When the online VAT module was introduced in the country, and the large taxpayers’ office effectively enforced the online tax system, it represented a turning point of sorts in the effort to digitize government processes in Nepal. Following the execution of the policy in 2008/2009, nearly 15 percent of taxpayers submitted their tax details online, which was a great start and provided a much-needed boost to our confidence in terms of scaling up the scheme. Today, we can proudly say that majority of work with regards to tax payment is done online.
Before we had made the shift, taxpayers had to visit the Inland Revenue Department at regular intervals to submit tax information. That made for big crowds and long waits at the offices, not only compounding the obvious frustrations of service seekers, but also leading to unnecessary expending of resources on the part of the department itself in collecting details from taxpayers. Four to five people in each office had to devote the entirety of their time to registering and recording the information, and errors and delays were all too frequent owing to the time pressure on these employees and the sheer volume of data they were dealing with.
What’s more, since the details had to be filed in the form of hard copies, it was necessary to recruit even more people for this purpose alone, creating further opportunities for human mistakes in compiling the right documents in each file.

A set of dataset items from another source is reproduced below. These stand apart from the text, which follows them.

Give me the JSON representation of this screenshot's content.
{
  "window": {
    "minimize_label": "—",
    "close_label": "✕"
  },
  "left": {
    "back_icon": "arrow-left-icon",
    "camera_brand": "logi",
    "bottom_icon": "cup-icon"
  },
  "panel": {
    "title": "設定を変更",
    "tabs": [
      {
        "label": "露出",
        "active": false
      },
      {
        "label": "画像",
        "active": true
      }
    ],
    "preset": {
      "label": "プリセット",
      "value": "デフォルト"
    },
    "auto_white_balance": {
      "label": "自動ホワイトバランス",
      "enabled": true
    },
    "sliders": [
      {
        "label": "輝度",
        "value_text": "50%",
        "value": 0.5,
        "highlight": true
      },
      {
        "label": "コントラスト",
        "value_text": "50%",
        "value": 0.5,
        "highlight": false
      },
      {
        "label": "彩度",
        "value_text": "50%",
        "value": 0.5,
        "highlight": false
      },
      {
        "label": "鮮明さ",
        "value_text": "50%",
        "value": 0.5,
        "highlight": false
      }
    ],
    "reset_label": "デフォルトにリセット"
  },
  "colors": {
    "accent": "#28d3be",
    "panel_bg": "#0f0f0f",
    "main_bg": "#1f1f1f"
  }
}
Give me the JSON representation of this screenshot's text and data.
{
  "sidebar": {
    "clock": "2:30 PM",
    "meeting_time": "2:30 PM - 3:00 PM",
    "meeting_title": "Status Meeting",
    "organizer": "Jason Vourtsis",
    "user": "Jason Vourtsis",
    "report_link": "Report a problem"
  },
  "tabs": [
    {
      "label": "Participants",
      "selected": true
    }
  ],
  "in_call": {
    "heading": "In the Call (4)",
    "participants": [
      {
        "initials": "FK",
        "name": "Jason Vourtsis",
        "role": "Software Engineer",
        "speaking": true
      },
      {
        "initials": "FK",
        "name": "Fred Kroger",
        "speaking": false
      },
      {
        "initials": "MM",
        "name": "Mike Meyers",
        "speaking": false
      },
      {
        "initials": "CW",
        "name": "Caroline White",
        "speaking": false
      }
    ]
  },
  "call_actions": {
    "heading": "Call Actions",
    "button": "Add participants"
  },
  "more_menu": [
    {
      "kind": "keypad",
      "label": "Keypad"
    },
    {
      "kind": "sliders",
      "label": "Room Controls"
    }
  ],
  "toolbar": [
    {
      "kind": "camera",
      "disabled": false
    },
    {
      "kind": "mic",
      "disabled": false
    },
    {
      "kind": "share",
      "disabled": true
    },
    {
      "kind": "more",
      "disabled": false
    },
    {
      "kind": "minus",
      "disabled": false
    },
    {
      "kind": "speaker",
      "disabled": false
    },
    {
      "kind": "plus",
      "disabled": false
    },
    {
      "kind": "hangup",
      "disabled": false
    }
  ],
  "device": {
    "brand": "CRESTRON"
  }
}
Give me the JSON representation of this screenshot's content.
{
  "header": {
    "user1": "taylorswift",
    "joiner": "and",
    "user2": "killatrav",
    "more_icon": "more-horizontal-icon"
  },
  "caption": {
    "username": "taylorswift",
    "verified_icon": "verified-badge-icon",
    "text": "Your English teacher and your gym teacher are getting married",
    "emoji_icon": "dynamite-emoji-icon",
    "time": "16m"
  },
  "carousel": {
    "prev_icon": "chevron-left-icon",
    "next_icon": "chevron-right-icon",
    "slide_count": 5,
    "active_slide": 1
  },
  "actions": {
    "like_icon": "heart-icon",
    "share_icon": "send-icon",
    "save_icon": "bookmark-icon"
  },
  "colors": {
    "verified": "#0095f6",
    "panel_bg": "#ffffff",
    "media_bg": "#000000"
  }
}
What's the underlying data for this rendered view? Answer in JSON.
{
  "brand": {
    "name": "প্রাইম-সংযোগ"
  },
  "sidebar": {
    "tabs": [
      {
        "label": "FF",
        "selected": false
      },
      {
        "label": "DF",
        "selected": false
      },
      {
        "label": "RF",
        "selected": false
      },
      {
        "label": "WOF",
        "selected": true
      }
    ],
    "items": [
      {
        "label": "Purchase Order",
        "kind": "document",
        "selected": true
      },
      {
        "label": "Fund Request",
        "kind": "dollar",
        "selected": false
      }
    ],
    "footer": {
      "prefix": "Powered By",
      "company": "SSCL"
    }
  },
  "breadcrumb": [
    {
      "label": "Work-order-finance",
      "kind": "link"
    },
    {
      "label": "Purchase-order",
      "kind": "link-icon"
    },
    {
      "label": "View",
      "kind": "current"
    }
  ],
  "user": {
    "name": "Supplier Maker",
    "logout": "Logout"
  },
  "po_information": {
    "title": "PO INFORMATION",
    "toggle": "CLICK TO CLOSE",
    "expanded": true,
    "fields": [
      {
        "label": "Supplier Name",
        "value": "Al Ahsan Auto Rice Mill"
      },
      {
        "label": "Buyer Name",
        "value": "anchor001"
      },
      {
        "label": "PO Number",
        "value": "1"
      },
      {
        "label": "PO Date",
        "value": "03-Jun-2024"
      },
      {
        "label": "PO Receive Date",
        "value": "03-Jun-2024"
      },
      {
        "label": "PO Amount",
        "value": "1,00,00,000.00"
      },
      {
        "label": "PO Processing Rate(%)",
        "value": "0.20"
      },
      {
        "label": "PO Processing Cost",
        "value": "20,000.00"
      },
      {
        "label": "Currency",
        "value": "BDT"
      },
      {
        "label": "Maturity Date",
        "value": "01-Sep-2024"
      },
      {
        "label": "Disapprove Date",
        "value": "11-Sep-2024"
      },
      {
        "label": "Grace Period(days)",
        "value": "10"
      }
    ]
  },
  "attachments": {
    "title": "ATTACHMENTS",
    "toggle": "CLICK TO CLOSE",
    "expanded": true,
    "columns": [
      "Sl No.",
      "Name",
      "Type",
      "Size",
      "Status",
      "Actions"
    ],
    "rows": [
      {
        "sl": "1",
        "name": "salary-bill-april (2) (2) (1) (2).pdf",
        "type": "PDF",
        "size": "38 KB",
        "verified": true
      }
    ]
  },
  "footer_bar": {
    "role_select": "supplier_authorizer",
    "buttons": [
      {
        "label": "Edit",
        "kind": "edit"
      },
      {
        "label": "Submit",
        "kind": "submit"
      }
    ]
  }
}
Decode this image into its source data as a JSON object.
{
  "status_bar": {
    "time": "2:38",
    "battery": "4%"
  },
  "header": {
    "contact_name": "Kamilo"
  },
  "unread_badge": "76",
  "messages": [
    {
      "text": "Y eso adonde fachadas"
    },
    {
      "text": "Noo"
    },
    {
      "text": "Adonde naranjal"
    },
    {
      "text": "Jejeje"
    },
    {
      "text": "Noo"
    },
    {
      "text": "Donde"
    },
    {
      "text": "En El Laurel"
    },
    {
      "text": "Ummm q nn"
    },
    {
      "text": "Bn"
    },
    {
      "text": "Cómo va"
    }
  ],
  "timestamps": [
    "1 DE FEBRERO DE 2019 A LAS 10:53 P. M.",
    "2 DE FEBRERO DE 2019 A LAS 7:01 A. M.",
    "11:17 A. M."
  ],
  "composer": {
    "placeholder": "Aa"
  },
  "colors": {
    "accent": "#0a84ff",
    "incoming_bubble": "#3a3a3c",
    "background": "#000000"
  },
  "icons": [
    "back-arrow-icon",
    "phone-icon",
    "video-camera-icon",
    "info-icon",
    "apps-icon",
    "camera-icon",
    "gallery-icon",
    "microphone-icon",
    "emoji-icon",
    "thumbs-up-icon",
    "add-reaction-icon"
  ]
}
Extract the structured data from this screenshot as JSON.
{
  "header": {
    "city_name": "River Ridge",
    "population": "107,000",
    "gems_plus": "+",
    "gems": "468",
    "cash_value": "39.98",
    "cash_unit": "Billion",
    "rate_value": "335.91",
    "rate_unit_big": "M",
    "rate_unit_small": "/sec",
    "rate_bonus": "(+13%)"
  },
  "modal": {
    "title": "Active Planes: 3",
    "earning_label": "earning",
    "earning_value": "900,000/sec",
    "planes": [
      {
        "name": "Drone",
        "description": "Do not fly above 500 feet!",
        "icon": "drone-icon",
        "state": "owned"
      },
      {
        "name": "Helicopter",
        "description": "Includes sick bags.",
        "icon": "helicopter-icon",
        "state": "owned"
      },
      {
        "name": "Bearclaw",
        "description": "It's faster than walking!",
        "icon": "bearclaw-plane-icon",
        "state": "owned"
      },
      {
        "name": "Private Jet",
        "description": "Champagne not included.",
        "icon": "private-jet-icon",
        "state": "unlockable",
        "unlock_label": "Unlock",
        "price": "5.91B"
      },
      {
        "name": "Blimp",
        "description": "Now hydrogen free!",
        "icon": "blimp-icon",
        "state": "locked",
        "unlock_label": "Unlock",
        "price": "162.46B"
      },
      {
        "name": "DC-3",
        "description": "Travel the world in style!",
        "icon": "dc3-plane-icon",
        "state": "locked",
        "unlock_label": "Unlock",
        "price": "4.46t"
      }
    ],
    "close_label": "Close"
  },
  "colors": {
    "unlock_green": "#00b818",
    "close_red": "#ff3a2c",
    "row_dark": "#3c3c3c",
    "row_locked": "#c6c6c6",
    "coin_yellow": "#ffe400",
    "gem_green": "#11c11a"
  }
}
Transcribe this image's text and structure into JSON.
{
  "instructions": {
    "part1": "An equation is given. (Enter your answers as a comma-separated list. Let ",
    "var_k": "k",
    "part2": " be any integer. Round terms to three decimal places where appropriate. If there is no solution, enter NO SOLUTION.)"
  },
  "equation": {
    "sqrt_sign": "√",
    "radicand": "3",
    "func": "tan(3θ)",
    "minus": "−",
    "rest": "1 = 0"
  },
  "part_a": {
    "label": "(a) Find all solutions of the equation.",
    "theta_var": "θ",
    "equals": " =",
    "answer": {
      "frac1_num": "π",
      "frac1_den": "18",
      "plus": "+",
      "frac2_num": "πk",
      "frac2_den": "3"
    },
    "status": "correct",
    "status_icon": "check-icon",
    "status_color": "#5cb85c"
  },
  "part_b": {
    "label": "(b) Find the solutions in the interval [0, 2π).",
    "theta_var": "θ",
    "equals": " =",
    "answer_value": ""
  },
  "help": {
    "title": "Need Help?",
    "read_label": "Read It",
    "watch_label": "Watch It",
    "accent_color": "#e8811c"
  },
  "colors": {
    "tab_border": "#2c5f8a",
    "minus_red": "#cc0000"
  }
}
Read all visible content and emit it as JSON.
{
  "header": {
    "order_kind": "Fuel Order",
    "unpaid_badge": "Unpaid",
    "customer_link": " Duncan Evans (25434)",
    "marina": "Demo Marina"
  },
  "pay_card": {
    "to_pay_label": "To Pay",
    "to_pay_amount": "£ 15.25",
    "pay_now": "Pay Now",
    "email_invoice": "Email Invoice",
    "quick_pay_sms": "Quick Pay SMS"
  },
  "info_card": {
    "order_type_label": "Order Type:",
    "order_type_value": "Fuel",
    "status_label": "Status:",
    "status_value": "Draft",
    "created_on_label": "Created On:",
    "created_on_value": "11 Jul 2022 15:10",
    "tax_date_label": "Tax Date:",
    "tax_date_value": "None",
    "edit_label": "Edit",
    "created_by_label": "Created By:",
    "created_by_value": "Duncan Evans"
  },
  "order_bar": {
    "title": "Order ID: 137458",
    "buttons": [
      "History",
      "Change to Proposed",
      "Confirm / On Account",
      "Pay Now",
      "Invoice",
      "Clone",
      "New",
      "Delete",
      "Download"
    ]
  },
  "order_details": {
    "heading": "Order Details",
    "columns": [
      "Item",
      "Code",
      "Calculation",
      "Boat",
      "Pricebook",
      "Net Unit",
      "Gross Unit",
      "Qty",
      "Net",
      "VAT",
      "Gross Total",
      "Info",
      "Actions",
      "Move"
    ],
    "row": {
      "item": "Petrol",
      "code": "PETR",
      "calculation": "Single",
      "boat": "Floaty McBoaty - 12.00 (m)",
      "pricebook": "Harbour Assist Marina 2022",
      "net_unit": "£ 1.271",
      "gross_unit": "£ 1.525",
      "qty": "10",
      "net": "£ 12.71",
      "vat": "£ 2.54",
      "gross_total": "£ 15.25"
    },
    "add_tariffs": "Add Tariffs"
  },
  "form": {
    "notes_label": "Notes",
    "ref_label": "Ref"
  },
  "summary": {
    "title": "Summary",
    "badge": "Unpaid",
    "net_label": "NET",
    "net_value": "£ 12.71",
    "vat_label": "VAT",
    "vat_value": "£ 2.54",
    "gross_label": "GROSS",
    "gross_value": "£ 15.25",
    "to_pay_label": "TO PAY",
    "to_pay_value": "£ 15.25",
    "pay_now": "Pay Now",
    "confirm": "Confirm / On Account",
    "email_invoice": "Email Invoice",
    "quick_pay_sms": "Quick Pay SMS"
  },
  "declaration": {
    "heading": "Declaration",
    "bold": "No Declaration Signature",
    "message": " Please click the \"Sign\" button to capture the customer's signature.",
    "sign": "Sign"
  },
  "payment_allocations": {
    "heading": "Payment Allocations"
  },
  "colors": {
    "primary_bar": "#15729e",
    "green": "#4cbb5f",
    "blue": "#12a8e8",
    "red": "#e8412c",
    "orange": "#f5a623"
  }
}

It was, to put it mildly, a very cost-ineffective way of working. This was why the decision was made to take the system online.
Initially, there was some concern from among staff members who found the transition to the new system difficult and confusing, since they were so used to the manual modality, but they eventually adapted. As for taxpayers and customers, the department undertook a campaign to educate them about the upgrade: visitors to the offices were given the necessary information, and demonstrations held in the capital to illustrate the basics and advantages of the online tax system.
Since then, we have come a long way. At present, 100 percent of VAT returns are conducted online, and apart from a few cases, most taxpayers are submitting their details through the new system.
The initiative is receiving some attention, too: a draft report of a recent study shows that Nepal is actually ahead of developed nations like Singapore and Japan where the online tax system is concerned. The country is also listed among the revenue bodies with substantial volume of electronically-filed VAT returns and personal income tax details in the year 2015, and for the use of e-filing in documenting corporate income tax information.
These are dazzling heights that we’ve achieved, but there is always room for improvement—the servers, for instance, need to be fortified further so that transfer of files is even swifter. We are also working on broadening the range of e-payment so that taxpayers can do everything sitting at home. Once we fully roll out the e-payment system, there will be a paradigm shift in the way people and business houses think about tax payment.
E-governance is a reality and necessity in these modern times, and government agencies in Nepal can no longer shy away from taking part in such innovative schemes—we must grab at the future with both hands.